As I was posting this, I had not yet established the fate of Health Minister Charity Ngilu who was earlier today ordered to report to CID headquarters by the police commissioner in connection to the dramatic commando-like rescue she executed at the Central Police station to free civil society activist Ann Njogu from police custody.
The interesting thing about the police is that yesterday they announced that they were looking for Mrs Ngilu and knew very well where to look but no policemen arrived at her Afya House health ministry office.
Probably what rubbed salt on the fresh wounds of the police was her statement to the press earlier today that she had no regrets over what she had done and would gladly do it all over again. Ngilu went on to complain over the fact that Ann Njogu had been a victim of police brutality and she had seen the policemen "drag her along the floor."
The order by Maj Gen Ali is a clear move to intimidate the minister and show her who is in charge.
Good people let us not forget where this sorry saga started from. The rights activists were protesting the plan by MPs to give themselves an unprecedented golden hand shake at the end of their term this year at a time when most Kenyans are struggling to put food on the table.

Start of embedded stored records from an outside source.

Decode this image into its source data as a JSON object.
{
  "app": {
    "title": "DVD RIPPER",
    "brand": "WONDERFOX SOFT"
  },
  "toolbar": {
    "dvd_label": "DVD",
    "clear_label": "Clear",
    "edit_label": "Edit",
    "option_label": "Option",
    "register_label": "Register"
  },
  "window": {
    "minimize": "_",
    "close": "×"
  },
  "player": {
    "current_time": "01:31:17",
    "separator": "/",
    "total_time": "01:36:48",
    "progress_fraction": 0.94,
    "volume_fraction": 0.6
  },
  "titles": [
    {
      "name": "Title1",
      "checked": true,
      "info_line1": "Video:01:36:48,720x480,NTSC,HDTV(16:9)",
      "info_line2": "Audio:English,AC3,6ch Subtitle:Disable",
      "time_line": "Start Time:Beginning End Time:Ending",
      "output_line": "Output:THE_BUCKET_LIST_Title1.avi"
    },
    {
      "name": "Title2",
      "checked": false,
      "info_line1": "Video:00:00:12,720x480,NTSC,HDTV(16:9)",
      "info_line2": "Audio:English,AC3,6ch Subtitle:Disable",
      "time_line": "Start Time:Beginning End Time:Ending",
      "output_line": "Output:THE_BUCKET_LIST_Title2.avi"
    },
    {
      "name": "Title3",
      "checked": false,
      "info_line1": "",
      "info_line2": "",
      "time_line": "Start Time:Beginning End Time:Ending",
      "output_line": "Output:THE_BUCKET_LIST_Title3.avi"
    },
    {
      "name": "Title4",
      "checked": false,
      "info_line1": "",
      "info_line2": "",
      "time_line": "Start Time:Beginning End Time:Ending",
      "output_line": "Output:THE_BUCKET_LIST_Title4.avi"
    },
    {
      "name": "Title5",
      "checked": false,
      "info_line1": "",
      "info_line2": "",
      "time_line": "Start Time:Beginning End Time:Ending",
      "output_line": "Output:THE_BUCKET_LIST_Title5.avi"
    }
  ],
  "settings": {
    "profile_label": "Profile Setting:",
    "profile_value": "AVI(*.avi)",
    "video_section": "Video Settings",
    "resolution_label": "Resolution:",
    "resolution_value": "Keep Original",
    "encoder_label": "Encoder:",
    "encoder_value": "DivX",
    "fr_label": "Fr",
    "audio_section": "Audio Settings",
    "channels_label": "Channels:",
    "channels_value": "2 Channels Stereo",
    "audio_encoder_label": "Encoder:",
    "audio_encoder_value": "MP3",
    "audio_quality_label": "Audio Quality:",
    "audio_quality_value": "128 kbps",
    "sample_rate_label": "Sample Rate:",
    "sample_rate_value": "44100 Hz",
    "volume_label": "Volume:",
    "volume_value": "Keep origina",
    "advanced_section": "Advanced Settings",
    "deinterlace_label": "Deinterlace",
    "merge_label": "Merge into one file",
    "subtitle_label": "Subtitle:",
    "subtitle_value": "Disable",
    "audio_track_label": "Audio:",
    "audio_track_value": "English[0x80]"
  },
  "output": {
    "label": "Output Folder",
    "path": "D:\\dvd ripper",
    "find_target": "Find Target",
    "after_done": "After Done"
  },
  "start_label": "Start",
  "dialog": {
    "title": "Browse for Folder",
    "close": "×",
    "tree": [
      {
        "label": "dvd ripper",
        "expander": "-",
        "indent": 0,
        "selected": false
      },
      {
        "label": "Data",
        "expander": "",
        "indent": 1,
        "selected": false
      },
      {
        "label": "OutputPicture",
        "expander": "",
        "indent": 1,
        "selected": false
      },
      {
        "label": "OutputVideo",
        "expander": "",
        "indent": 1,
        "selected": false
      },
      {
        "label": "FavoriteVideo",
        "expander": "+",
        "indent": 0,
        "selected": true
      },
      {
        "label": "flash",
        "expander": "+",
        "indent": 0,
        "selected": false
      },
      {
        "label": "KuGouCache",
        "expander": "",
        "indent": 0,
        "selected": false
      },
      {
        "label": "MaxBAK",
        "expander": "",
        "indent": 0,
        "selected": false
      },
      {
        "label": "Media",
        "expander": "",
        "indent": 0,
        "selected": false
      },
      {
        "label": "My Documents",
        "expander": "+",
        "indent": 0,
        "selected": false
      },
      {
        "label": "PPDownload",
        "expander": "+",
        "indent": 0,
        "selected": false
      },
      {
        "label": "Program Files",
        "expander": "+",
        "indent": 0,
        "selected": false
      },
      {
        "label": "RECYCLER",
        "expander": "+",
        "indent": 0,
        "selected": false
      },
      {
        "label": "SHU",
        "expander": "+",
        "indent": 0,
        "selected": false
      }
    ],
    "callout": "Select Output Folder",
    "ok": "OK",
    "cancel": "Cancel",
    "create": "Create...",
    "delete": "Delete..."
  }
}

One wonders why the police cannot spend their time doing something more productive like arresting carjackers instead of harassing innocent peaceful demonstrators. I cannot help but notice the loud silence from parliament about the arrests and police harassment. Even ODM guys are too busy (you know doing what).
By the time I was writing this, I had not heard of anybody issuing a statement condemning the uncalled-for police brutality.